Tu as un éditeur, tu fais des bandes-son de documentaires politico-historiques, de films, de spectacle de danse, ton album cite des extraits de poèmes et de films… Ne crains-tu pas d’avoir le défaut de ces gens qui sont trop dans l’artistique et donc vu comme trop arty autarciques ?
Il est vrai que je suis un peu autarcique. Pour l’instant je fais ce qu’il me plaît, je ne me préoccupe pas trop de la manière dont je suis vue, puisque jusqu’à présent, je n’étais pas vue, justement. Je fais partie des gens qui souvent travaillent dans l’ombre, qui participent à des projets où l’intérêt médiatique se situe à un autre endroit que le son ou la musique… J’ai souvent senti qu’en France, avoir beaucoup d’activités peut être perçu comme négatif, je crois que ce n’est pas le cas dans les pays anglo-saxons par exemple. Tant que j’ai du travail… Après je ne sais pas ce que signifie « être trop dans l’artistique », mais il m’importe quand même que ma musique puisse être immédiatement recevable, d’un point de vue sensible et émotionnel. Puisque c’est avant tout ce que j’aime lorsque j’écoute de la musique : avoir des frissons.

Qui est ton éditeur. Peux-tu m’en parler ? Une vraie rencontre ?
Mon éditeur, Frédéric Leibovitz, est une personne exquise, qui compte énormément pour moi, et qui en effet a été une rencontre déterminante dans mon parcours. Nous travaillons ensemble depuis 2005. C’est grâce à lui que j’ai opéré le glissement progressif vers l’électronique et l’expérimental, c’est lui qui m’a encouragée à faire des mélanges sonores et de genres. Il m’a donné confiance et a contribué amplement à ce que je puisse vivre de la musique. Par ailleurs c’est une personne terriblement intelligente et extrêmement cultivée que j’aime écouter.

C’est lui qui te permet de bien vivre de ta musique ?
Lorsque Frédéric Leibovitz édite une musique que j’ai composée pour un film, après diffusion du film, nous avons un contrat qui facilite et autorise tout autre utilisation de cette musique (pour des documentaires, des lectures sur France Culture pu des émissions sur France Inter) et elle a un prix. C’est le travail de l’éditeur que de faire vivre le plus possible la musique qu’il a éditée, et par conséquent les compositeurs avec qui il a signé.
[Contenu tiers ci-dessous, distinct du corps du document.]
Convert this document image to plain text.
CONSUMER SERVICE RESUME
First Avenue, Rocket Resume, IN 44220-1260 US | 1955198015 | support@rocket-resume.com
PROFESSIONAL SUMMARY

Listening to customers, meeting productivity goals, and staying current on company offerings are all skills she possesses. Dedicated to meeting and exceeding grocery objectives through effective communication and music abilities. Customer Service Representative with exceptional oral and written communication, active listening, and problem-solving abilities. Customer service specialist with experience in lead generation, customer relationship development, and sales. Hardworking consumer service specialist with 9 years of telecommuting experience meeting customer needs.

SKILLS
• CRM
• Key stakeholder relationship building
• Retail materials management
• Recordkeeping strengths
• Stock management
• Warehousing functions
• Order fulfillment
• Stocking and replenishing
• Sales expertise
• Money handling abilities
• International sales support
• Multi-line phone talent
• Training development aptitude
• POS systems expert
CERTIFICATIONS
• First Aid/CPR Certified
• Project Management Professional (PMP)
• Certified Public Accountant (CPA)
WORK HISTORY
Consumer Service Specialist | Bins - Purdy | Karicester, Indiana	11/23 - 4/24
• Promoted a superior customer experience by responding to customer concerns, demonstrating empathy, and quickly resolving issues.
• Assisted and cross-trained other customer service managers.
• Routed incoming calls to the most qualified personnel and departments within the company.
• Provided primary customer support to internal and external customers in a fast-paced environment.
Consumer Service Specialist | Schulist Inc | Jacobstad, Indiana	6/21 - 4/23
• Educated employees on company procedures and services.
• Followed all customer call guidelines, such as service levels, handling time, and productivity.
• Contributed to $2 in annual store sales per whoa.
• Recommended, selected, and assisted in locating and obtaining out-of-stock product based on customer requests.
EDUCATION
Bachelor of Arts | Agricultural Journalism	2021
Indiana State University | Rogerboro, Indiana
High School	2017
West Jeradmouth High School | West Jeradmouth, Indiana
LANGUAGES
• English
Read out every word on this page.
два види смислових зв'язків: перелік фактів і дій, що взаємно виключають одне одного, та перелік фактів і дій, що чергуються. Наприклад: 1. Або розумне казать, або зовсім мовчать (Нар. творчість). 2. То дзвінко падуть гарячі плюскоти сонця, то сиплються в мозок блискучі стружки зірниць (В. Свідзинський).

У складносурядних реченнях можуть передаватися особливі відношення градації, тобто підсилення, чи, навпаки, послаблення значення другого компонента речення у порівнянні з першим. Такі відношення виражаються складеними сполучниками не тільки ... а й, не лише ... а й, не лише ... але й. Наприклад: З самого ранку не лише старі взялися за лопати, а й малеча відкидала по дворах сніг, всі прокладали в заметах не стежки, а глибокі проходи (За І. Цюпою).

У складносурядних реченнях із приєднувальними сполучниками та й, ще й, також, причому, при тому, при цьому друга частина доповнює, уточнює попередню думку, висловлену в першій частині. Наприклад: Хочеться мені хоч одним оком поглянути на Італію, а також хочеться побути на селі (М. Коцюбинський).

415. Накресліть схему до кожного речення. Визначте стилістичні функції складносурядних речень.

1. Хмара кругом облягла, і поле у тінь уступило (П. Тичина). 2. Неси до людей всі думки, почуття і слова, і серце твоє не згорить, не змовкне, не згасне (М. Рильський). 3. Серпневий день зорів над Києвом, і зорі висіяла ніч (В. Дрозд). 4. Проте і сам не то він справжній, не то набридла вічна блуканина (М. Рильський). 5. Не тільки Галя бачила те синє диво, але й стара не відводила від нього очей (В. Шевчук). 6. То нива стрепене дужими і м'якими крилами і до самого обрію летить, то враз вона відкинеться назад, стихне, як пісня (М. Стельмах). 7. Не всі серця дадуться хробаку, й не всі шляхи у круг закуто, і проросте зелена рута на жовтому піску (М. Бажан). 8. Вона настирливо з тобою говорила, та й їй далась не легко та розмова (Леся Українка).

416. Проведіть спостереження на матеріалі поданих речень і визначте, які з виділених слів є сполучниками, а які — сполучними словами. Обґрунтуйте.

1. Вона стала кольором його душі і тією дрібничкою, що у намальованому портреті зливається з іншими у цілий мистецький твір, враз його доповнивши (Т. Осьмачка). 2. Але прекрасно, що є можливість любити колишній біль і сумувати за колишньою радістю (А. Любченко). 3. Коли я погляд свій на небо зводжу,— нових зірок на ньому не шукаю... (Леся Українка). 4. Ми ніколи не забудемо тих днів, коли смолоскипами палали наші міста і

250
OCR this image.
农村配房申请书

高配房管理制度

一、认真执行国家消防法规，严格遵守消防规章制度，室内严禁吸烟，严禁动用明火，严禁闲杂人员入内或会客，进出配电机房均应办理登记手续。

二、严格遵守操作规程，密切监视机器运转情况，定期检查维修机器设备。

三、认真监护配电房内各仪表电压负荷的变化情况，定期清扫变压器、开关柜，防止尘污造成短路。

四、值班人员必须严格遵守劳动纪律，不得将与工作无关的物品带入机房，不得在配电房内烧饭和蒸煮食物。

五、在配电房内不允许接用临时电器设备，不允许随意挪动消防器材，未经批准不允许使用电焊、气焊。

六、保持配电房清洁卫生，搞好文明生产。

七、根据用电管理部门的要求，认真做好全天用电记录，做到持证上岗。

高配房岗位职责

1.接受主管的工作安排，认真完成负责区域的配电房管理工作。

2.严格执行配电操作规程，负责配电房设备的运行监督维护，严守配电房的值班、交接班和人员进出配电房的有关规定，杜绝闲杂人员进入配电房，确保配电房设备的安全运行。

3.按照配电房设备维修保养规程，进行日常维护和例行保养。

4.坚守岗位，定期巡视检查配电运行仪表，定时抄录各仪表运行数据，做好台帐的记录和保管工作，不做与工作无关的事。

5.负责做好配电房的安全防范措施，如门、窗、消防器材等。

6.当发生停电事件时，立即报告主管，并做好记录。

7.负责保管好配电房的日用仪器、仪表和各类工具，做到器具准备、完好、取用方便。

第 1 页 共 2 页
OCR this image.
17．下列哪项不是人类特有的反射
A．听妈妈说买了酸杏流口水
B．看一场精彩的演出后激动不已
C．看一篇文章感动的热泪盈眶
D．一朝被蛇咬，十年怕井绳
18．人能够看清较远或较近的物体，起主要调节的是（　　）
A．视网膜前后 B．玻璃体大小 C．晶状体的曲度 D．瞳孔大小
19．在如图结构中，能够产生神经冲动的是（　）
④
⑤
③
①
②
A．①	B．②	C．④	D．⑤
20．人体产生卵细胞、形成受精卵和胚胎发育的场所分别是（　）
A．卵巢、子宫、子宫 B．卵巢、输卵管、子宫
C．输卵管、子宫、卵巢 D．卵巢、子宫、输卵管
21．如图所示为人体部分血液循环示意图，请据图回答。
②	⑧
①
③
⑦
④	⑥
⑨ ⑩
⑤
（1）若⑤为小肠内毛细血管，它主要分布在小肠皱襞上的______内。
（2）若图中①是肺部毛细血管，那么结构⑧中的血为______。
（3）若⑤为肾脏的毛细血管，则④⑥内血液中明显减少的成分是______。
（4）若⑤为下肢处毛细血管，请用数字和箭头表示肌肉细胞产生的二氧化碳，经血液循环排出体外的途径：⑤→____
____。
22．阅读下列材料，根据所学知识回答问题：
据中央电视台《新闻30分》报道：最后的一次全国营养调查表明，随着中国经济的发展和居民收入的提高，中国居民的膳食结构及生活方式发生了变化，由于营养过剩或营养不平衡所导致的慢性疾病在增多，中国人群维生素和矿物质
Beaucoup d’acteurs du milieu musical, du cinéma ou de l’audiovisuel considèrent (souvent sans même l’avoir écouté) qu’une musique qui passe par ce système d’édition est de la fausse musique. Or la vraie question que pose par mon éditeur est : « Est-ce la destination de la musique qui fait sa qualité ? » Non. Il m’arrive parfois de penser que tout ça est lié à un problème narcissique, et mal placé. D’ailleurs on est plus abreuvé par l’image d’un artiste que par sa musique aujourd’hui en général, et tout le monde se met dans la peau d’un expert en communication-marketing, pour essayer de faire « la différence ».

Tu es née en Bretagne, tu joues de l’accordéon, fais une musique instrumentale. Tu mords si on te compare à Yann Tiersen ou à une fée ?
Je viens de Bretagne, oui, mais rien de génétique là-dedans ! Et puis je ne suis plus l’accordéoniste que j’ai été, ce n’est plus mon instrument de prédilection, même si je l’adore. Je n’ai pas écouté le dernier album de Yann Tiersen, donc je ne sais pas si la comparaison est juste, mais je me souviendrai toujours de la réaction que j’ai eu il y a 14 ans environ lorsque j’ai découvert qu’il jouait de tous les instruments sur son album Le Phare, que j’ai beaucoup écouté : j’ai été bluffée, impressionnée, et je me suis dit quelle audace, il a bien raison ! Composer avec un accordéon comme le sien (j’ai le même, un chromatique piano) induit un certain nombre de schémas que j’ai bien reconnu chez lui. Il a ses gimmicks et j’ai aussi mes habitudes musicales, mais je crois qu’elles sont sensiblement différentes, harmoniquement parlant. Quand j’écoute des mélodies de lui aujourd’hui, je me dis : « Tiens, j’aurais terminé la phrase différemment », ou encore : « Tiens, j’aurais mis plutôt telle autre note de basse… » Et pour ce qui est de la fée, si je m’en tiens à la définition que je viens de lire dans Wikipedia (« Une fée est un être imaginaire, généralement décrit comme anthropomorphe et du genre féminin (« féetaud » au masculin), d’une grande beauté, capable de conférer des dons aux nouveau-nés, de voler dans les airs, de lancer des sorts et d’influencer le futur. »), je serais bien curieuse d’apprendre comment t’est venue cette idée à mon sujet ?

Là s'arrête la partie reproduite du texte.